Let's see the code step by step:
python
@mcp.tool()
async def create_blog(title: str, content: str, ctx: Context[ServerSession, None]) -> str:
"""Create a blog post and generate a summary"""Extend your tool with the following code:
python
post = BlogPost(
id=len(posts) + 1,
title=title,
content=content,
abstract=""
)
prompt = f"Create an abstract of the following blog post: title: {title} and draft: {content} "
result = await ctx.session.create_message(
messages=[
SamplingMessage(
role="user",
content=TextContent(type="text", text=prompt),
)
],
max_tokens=100,
)python
post.abstract = result.content.text
posts.append(post)
# return the complete product
return json.dumps({
"id": post.title,
"abstract": post.abstract
})python
from starlette.applications import Starlette
from starlette.routing import Mount, Host
from mcp.server.fastmcp import Context, FastMCP
from mcp.server.session import ServerSession
from mcp.types import SamplingMessage, TextContent
import json
from uuid import uuid4
from typing import List
from pydantic import BaseModel
mcp = FastMCP("Blog post generator")
# app = FastAPI()
posts = []
class BlogPost(BaseModel):
id: int
title: str
content: str
abstract: str
posts: List[BlogPost] = []
@mcp.tool()
async def create_blog(title: str, content: str, ctx: Context[ServerSession, None]) -> str:
"""Create a blog post and generate a summary"""
post = BlogPost(
id=len(posts) + 1,
title=title,
content=content,
abstract=""
)
prompt = f"Create an abstract of the following blog post: title: {title} and draft: {content} "
result = await ctx.session.create_message(
messages=[
SamplingMessage(
role="user",
content=TextContent(type="text", text=prompt),
)
],
max_tokens=100,
)
post.abstract = result.content.text
posts.append(post)
# return the complete blog post
return json.dumps({
"id": post.title,
"abstract": post.abstract
})
if __name__ == "__main__":
print("Starting server...")
# mcp.run()
mcp.run(transport="streamable-http")
# run app with: python server.pyTo test this out in Visual Studio Code, do the following:
-
Start server in terminal
-
Add it to mcp.json (and ensure it's started) e.g something like so:
"servers": { "blog-server": { "type": "http", "url": "http://localhost:8000/mcp" } }
-
Type a prompt:
create a blog post named "Where Python comes from", the content is "Python is actually named after Monty Python Flying Circus" -
Allow sampling to happen.
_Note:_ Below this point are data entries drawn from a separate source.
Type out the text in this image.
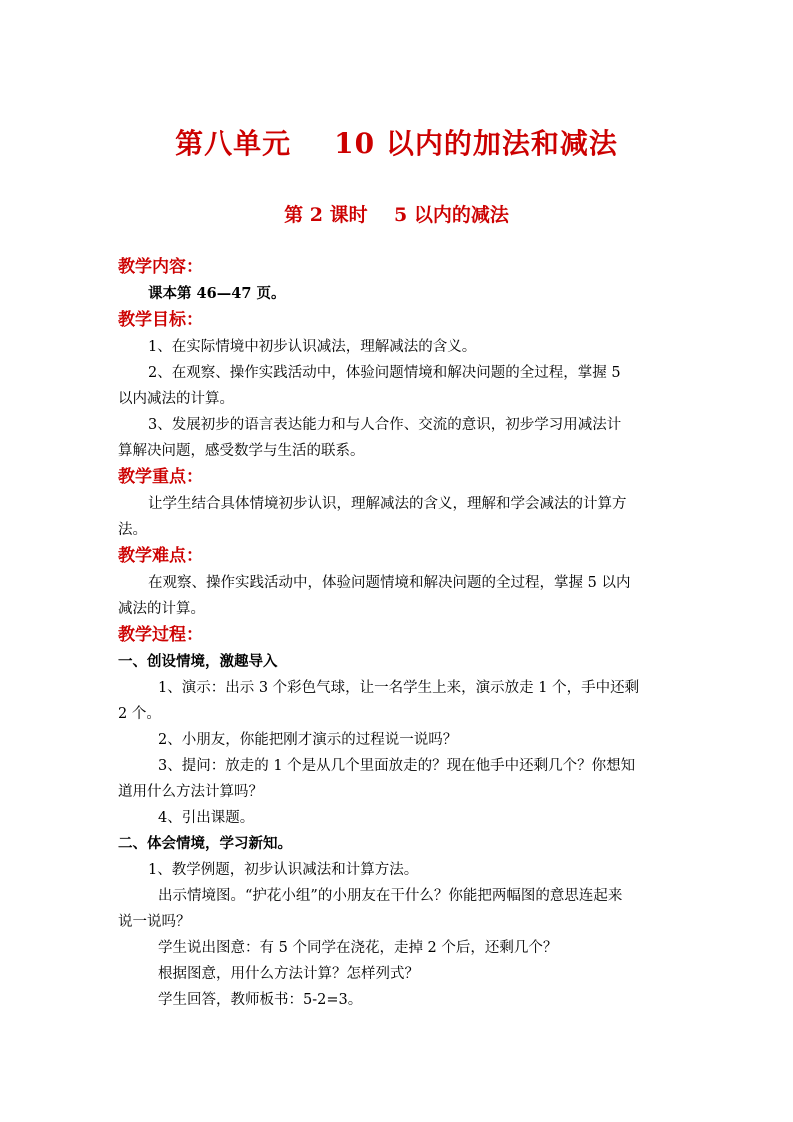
第八单元    10 以内的加法和减法
第 2 课时    5 以内的减法
教学内容：
课本第 46—47 页。
教学目标：
1、在实际情境中初步认识减法，理解减法的含义。
2、在观察、操作实践活动中，体验问题情境和解决问题的全过程，掌握 5
以内减法的计算。
3、发展初步的语言表达能力和与人合作、交流的意识，初步学习用减法计
算解决问题，感受数学与生活的联系。
教学重点：
让学生结合具体情境初步认识，理解减法的含义，理解和学会减法的计算方
法。
教学难点：
在观察、操作实践活动中，体验问题情境和解决问题的全过程，掌握 5 以内
减法的计算。
教学过程：
一、创设情境，激趣导入
1、演示：出示 3 个彩色气球，让一名学生上来，演示放走 1 个，手中还剩
2 个。
2、小朋友，你能把刚才演示的过程说一说吗？
3、提问：放走的 1 个是从几个里面放走的？现在他手中还剩几个？你想知
道用什么方法计算吗？
4、引出课题。
二、体会情境，学习新知。
1、教学例题，初步认识减法和计算方法。
出示情境图。“护花小组”的小朋友在干什么？你能把两幅图的意思连起来
说一说吗？
学生说出图意：有 5 个同学在浇花，走掉 2 个后，还剩几个？
根据图意，用什么方法计算？怎样列式？
学生回答，教师板书：5-2=3。
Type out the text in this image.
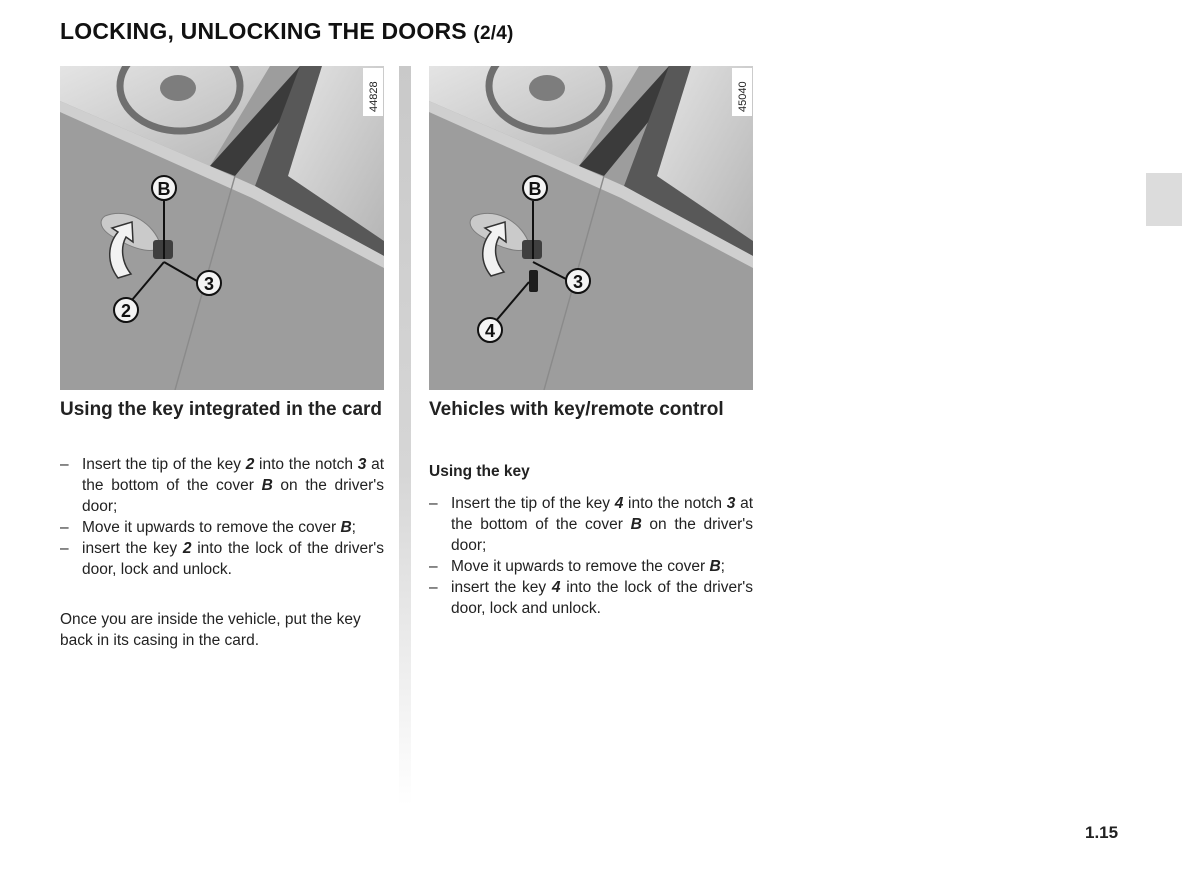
LOCKING, UNLOCKING THE DOORS (2/4)
B
3
2
44828
B
3
4
45040
Using the key integrated in the card
– Insert the tip of the key 2 into the notch 3 at the bottom of the cover B on the driver's door;
– Move it upwards to remove the cover B;
– insert the key 2 into the lock of the driver's door, lock and unlock.
Once you are inside the vehicle, put the key back in its casing in the card.
Vehicles with key/remote control
Using the key
– Insert the tip of the key 4 into the notch 3 at the bottom of the cover B on the driver's door;
– Move it upwards to remove the cover B;
– insert the key 4 into the lock of the driver's door, lock and unlock.
1.15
First time you test this you will be presented with an additional dialog you will need to accept, then you will see the normal dialog for asking you to run a tool
-
Inspect results. You will see the results both nicely rendered in GitHub Copilot Chat but you can also inspect the raw JSON response.
Bonus. Visual Studio Code tooling has great support for sampling. You can configure Sampling access on your installed server by navigating to it like so:
- Navigate to extension section.
- Select the cog icon for your installed server in the "MCP SERVERS - INSTALLED" section. 1 Select "Configure Model Access", here you can select which Models GitHub Copilot is allowed to use when performing sampling. You can also see all sampling requests that happened lately by selecting "Show Sampling requests".
In this assignment, you will build a slightly different Sampling namely a sampling integration that supports generating a product description. Here's your scenario:
Scenario: The back office worker at an e-commerce needs help, it takes way too much time to generate product descriptions. Therefore, you are to build a solution where you can call a tool "create_product" with "title" and "keywords" as argument and it should produce a complete product including a "description" field that should be populated by a client's LLM.
TIP: use what you learned earlier how to construct this server and its tool using a sampling request.
Sampling is a powerful feature that allows the server to delegate tasks to the client when it needs the help of an LLM.